36. Decentralization: The Future of Online Social Networking (pdf)Ching-man Au Yeung (University of Southampton), Ilaria Liccardi (University of Southampton), Kanghao Lu (CSAIL, MIT), Oshani Seneviratne (CSAIL, MIT), Tim Berners-Lee (CSAIL, MIT)
Paper describing various semantic web and linked data tools that could be used for distributed social networks: foaf, openID, webdav, SPARUL (Sparql update), tabulator, foaf+ssl; describes how it would address issues such as privacy, data silos, data ownership.
37. Using Standards to Normalize Domain Specific Metadata (pdf) Andrew Mello, Lisa Rein
Automatically enhancing and normalising data streams using semantics (e.g. using RDFA) can enhance the user experience (not clear to me how! maybe I’m just tired though). Describes a marketing application that generates short term social networks by getting users to play games and otherwise interact with a brand to check how a specific marketing campain is going.
38. OpenMicroBlogging Evan Prodromou, Founder of Wikitravel and Identi.ca
Push messages to different services using oAuth and open microblogging protocol (http post messages). Also service discovery using oauth discovery. federated model. Interesting analogy with email and previous data silos.
39. Capturing, Using, and Storing Users’ Locations (pdf) Dan Melinger, Socialight
List of specific questions for discussion on p2-3, mostly about privacy and usability (and understandability) aspects of capturing, sharing and using the user’s location information.
40. Industry Challenges for Social and Professional Networks (pdf) Renato Iannella, National ICT Australia (NICTA)
Describes some issues with social networks (lockin, spamming, privacy issues, confusing UIs, not suitable for mobile). Looking for a ‘social networks interop roadmap’ XG for requirements gathering for social networks interop (standards for data portability, policy expression, network migration).
41. Social Networks – Challenges of Ubiquitous Web Access (pdf) Vadym Kramar, Markku Korhonen, Jori Karppinen, Pehr Brahe Software Laboratory (PBOL)
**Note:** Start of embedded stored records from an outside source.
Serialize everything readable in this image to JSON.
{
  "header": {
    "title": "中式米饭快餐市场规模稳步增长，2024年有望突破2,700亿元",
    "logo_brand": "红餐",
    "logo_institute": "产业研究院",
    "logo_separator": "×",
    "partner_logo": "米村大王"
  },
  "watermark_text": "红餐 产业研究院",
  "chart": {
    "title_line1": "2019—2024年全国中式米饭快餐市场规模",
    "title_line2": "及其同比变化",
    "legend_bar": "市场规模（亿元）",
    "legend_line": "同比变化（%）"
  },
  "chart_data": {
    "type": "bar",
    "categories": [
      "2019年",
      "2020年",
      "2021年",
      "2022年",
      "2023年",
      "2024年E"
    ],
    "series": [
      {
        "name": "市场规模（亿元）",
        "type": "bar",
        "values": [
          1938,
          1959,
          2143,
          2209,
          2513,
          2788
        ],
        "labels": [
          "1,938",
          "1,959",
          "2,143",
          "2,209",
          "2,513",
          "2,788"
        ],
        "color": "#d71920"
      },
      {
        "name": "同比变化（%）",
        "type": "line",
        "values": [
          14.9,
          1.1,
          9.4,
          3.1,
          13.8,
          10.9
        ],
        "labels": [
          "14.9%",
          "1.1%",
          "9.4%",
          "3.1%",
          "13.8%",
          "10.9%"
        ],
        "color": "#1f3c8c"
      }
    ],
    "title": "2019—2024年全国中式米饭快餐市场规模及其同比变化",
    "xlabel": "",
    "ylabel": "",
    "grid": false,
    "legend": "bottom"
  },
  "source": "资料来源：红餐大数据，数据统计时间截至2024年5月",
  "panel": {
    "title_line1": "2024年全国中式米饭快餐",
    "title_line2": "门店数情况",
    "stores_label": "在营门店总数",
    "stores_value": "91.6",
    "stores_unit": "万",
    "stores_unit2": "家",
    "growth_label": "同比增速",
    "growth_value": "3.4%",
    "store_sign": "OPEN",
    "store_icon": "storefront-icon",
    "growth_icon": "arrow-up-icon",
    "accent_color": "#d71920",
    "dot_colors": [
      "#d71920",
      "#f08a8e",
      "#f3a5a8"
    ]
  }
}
Describes some usecases around the application of mobile technology and the web: context awareness, device cself-configuration and browser experience. Argues that there are already W3C standards in all 3 areas, but more guidance is needed on how to implement them.
42. World Peace Using Social Networks Will Holcomb
A planned project describing a way of creating trustable digital identifiers with xml signatures, unique identifiers and trusted signers.